The program should write entire cache lines at a time using non-temporal stores. Writing partial cache lines may lead to severe performance degradations.

(From your link) Well this answers why SDL's implementation is doing four 128 bit stores per batch! 4 * 128 bits = 64 bytes, the typical size of a cache line. And maybe it also answers why the performance dips so much in less well aligned regions!

I bet ya it is doing partial cache lines because it's only running inside each row of the surface individually. If the cache line crosses the row it's doing normal writes to catch up instead of being able to broadcast across rows.

[Starbuck5]

Here is updated data with a quick AVX2 implementation that follows all of our typical strategies.
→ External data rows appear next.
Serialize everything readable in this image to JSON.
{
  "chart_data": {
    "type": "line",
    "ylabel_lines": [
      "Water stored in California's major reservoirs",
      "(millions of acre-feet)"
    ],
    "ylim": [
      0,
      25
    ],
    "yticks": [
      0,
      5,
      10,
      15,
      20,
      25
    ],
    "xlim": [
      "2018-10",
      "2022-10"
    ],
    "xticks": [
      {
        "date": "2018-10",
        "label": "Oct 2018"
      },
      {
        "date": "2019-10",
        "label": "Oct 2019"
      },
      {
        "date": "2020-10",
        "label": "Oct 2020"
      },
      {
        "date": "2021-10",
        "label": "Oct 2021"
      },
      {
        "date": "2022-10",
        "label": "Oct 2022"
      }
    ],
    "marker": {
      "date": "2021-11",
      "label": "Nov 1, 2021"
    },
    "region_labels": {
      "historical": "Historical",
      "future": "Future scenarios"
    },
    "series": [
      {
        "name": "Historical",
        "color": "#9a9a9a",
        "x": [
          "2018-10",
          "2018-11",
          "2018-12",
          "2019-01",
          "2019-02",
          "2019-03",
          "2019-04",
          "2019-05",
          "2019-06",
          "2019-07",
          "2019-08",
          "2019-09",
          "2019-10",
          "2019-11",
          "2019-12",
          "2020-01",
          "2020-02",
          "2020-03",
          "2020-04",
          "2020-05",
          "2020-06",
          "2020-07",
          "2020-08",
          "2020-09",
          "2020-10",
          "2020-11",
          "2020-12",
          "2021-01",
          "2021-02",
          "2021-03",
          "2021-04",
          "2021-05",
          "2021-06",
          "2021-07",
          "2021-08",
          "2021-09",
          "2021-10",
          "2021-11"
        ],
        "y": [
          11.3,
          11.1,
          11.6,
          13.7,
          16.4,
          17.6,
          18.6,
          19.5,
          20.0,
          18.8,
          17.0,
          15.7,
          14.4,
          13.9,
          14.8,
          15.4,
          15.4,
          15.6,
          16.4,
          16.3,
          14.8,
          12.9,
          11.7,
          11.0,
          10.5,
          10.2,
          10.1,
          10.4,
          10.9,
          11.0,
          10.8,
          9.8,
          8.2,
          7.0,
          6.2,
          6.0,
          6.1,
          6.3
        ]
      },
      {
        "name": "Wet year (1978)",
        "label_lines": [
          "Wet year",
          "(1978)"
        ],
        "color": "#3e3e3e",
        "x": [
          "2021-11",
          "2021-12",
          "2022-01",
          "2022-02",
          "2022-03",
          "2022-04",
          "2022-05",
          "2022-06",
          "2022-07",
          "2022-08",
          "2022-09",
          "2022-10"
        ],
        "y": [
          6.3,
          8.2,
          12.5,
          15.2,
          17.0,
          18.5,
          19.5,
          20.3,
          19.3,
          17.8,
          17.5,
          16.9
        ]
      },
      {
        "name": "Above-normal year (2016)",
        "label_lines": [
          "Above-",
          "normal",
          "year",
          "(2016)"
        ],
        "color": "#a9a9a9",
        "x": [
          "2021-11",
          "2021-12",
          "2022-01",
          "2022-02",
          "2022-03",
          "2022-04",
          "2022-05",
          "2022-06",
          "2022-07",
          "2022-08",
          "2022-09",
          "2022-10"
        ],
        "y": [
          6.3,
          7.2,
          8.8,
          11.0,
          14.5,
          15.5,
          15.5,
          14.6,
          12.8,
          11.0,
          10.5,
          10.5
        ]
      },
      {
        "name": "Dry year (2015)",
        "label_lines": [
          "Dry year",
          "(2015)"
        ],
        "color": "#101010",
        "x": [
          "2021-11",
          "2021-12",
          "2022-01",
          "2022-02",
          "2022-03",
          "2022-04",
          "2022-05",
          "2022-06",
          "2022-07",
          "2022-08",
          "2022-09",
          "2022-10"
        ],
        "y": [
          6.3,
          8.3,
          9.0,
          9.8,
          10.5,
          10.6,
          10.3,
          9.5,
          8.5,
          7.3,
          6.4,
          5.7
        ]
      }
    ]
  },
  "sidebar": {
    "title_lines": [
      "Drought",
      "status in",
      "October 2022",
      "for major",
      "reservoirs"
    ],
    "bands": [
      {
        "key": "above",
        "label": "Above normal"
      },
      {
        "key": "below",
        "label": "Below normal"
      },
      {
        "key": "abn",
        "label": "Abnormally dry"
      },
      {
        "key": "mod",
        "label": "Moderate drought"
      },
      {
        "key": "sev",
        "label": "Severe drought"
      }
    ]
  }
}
I also realize that before I thought I was running 20k iterations when I was actually running 10k, so that is fixed as well.

This AVX2 implementation is consistently faster than the standard implementation until 1100 by 1100 pixel Surfaces, but it follows the same trend as the prototype SUB-ADD demonstrated.

Also with cache in mind and having looked into the resources you linked @itzpr3d4t0r it also is true that running something in a tight loop may not be the most representative, since typical programs will have lots of other things coming in and out of memory as well, with other blits and things. So maybe that can be simulated by adding more fills() of different surfaces to the loop.